Puff Pastry and Red Meat Week






Puff pastry - Used in both Cuisine and Pastry, there is very little difference in its fabrication.  Basically it is layer of flour/water and butter, folded over and over again to achieve that puffy flaky crunchy texture that is known the world over.  Do you know how many layers are there in a typical puff pastry?  ok, you start with a block of butter enveloped by dough, that is 3 layers (dough, butter, dough), you roll it out (huff huff!) and you fold over 3 times of itself, that is 9 layers, but the dough and dough side by side will be counted as 1, that is, 3x3=9-2=7x3=21-2=19 (second turn), 19x3=57-2=55 (3rd turn)x3=165-2=163 (4th turn)x3=489-2=487 (5th turn, where we normally stop, cos' the wheat flour in Thailand is stronger, ie more gluten, more elastic, risk breaking if continued, or in France, for the 6th turn: 487x3=1461-2= 1459 layers!!  No wonder it is called millefeuille (1,000 layers).
Next turn you bite into a (well-done) puff pastry, appreciate all the work went into it!  For basic course students, all work is done by hand.  so we've been making these pastries withrolling pins and our aching tired hands.  You can only work this dough when it's very cold, so you can imagine the energy put into it.

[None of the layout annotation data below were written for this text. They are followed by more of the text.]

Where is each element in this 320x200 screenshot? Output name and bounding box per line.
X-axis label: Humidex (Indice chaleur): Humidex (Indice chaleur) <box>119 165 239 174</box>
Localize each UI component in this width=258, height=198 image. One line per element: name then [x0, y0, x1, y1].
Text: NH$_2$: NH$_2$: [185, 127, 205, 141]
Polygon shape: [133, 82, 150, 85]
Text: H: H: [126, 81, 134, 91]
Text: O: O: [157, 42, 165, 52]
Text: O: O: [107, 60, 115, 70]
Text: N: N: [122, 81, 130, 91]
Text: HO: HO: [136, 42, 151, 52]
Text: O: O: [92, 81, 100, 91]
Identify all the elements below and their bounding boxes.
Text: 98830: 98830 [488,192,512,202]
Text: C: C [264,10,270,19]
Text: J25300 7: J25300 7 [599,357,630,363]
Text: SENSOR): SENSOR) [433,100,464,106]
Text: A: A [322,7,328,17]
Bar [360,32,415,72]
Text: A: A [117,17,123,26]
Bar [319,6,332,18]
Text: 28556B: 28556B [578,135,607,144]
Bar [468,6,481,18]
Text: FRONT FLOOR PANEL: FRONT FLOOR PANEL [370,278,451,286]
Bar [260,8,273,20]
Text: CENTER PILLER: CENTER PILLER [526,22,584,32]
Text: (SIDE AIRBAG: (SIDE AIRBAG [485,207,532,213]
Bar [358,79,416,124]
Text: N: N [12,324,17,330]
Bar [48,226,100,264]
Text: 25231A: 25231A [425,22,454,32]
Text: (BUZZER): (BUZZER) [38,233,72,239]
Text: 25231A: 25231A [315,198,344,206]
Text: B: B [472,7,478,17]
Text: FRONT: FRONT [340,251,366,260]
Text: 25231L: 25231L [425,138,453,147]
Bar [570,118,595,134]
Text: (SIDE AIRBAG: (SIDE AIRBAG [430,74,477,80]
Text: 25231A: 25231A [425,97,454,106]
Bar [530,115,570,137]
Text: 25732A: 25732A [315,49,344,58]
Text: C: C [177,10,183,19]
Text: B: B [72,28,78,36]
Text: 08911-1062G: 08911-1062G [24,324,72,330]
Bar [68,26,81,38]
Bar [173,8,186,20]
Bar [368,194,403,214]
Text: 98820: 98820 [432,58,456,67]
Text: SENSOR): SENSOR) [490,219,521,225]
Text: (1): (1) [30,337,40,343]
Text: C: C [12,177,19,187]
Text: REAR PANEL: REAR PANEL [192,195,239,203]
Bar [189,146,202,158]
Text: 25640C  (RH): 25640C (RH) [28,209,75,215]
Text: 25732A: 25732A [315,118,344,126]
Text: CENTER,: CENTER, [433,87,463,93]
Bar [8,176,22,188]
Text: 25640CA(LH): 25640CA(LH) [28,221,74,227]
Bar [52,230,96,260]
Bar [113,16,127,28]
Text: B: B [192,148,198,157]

In Cusine this week, we started on Red meat/Roast.  I have an almost 1 kg of roast striploin and plentiful of mash potatoes for the rest of the week, to add to that, a huge pot of Beef Burgundy tomorrow and by Friday, a Roast Chicken!  

Ok, plenty of butter, and red meat to clog up my arteries, I swear to you this course is hell!  Share my sin, have some free food!









This is a picture of preparation before our practical classes.  2 students on rotation will be tasked to fetch the ingredients from the storeroom, measure and distribute for the class.  At the end of the practical, all equipment are checked and counted, and kitchen declared clean before we can all leave altogether.